Frida Hyvönen

Until Death Comes

BY Cam LindsayPublished Feb 16, 2007

Originally released on the Concretes’ Licking Fingers label last year, this piano playing Swede’s debut further convinces me that her country is the hottest bed in the world for music right now. But that’s about as warm as things get, because Hyvönen’s minimalist turn at the piano for the most part feels more like a Swedish winter than summer. Though not exclusively married to her choice instrument, whenever any others enter the picture it’s as suitable as a racist joke, like with "Come Another Night.” Oddly enough, that song contains the only real flash of optimism over the course of the record, as a bubbly Spector-ified group wonderfully escorts her through the motions. Unfortunately, that’s not her creative purpose, so despite its loveliness the one-off gets lost in her personal remembrance. (Though you have to hope she’ll perk up and try this approach more often.) For the most part, it’s Hyvönen’s lyrical depth and that divine yet dispirited voice that draws you in.
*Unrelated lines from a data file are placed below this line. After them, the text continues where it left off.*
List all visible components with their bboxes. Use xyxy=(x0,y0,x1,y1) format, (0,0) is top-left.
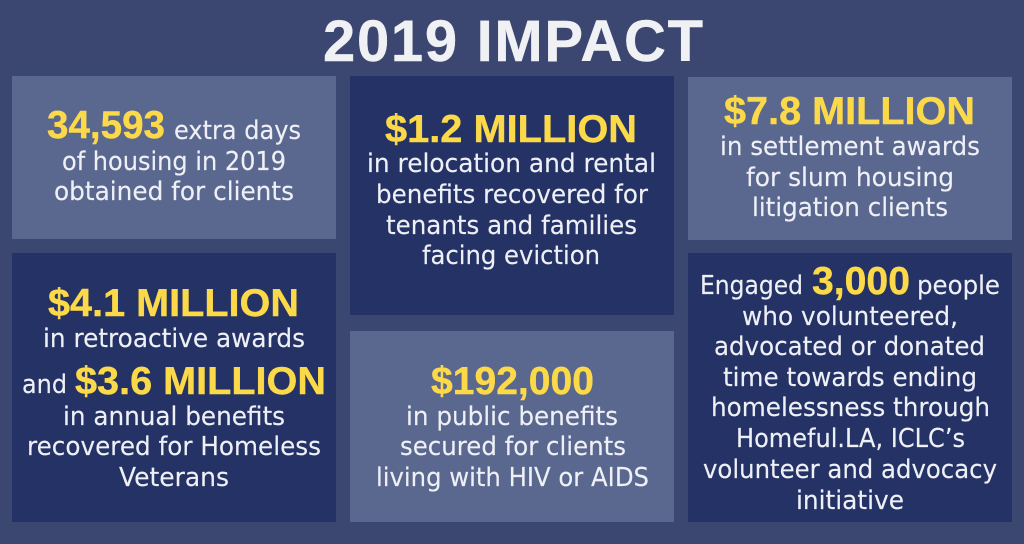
text: settlement description xyxy=(720,132,980,223)
stat: 34,593: 34,593 xyxy=(47,104,165,147)
text: volunteer description: homelessness through xyxy=(711,393,990,423)
text: extra days of housing: obtained for clients xyxy=(54,177,294,207)
text: and: and xyxy=(22,370,67,400)
text: relocation description: benefits recovered for xyxy=(376,180,648,210)
text: relocation description: facing eviction xyxy=(422,241,600,271)
text: public benefits description: secured for clients xyxy=(400,432,626,462)
text: extra days of housing xyxy=(54,116,301,207)
panel: extra days of housing xyxy=(12,76,336,239)
text: relocation description xyxy=(367,149,656,271)
stat: 3,000: 3,000 xyxy=(812,260,910,303)
text: volunteer description: advocated or donated xyxy=(714,332,985,362)
title: 2019 IMPACT xyxy=(323,9,703,74)
panel: volunteers engaged xyxy=(688,253,1012,522)
stat: $3.6 million: $3.6 MILLION xyxy=(75,360,326,403)
text: volunteer description: who volunteered, xyxy=(742,302,958,332)
stat: $4.1 million: $4.1 MILLION xyxy=(48,282,299,325)
stat: $7.8 million: $7.8 MILLION xyxy=(724,90,975,133)
text: engaged: Engaged xyxy=(700,271,803,301)
text: public benefits description: in public benefits xyxy=(406,402,618,432)
text: volunteer description: initiative xyxy=(796,486,904,516)
text: volunteer description xyxy=(703,271,1000,516)
text: volunteer description: people xyxy=(917,271,1000,301)
text: annual benefits description: recovered for Homeless xyxy=(27,432,321,462)
text: annual benefits description xyxy=(27,402,321,493)
text: public benefits description xyxy=(376,402,649,493)
text: public benefits description: living with HIV or AIDS xyxy=(376,463,649,493)
text: relocation description: in relocation and rental xyxy=(367,149,656,179)
text: volunteer description: time towards ending xyxy=(723,363,977,393)
panel: homeless veterans benefits xyxy=(12,253,336,522)
text: volunteer description: volunteer and advocacy xyxy=(703,455,997,485)
text: settlement description: for slum housing xyxy=(746,163,954,193)
text: extra days of housing: extra days xyxy=(174,116,301,146)
text: settlement description: litigation clients xyxy=(752,193,948,223)
text: settlement description: in settlement awards xyxy=(720,132,980,162)
stat: $1.2 million: $1.2 MILLION xyxy=(385,108,637,151)
stat: $192,000: $192,000 xyxy=(431,360,594,403)
text: annual benefits description: in annual benefits xyxy=(63,402,285,432)
panel: relocation and rental benefits xyxy=(350,76,674,315)
text: annual benefits description: Veterans xyxy=(119,463,229,493)
text: retroactive awards: in retroactive awards xyxy=(43,324,305,354)
panel: settlement awards xyxy=(688,77,1012,240)
text: relocation description: tenants and families xyxy=(386,211,637,241)
panel: public benefits xyxy=(350,331,674,522)
text: extra days of housing: of housing in 2019 xyxy=(62,147,286,177)
text: volunteer description: Homeful.LA, ICLC’s xyxy=(736,424,965,454)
Her words reveal a need to fill an empty void inside; she paints awkward but intriguing portraits that detail her teenage lust (or lack thereof), physical and emotional insecurities and adorably ambiguous cravings. Until Death Comes shares a melancholy shimmer with countryman and tour mate Jens Lekman. It may lack the orchestral ambitions of her peer, but what she lacks in that department she makes up for with her exquisitely hushed aspirations.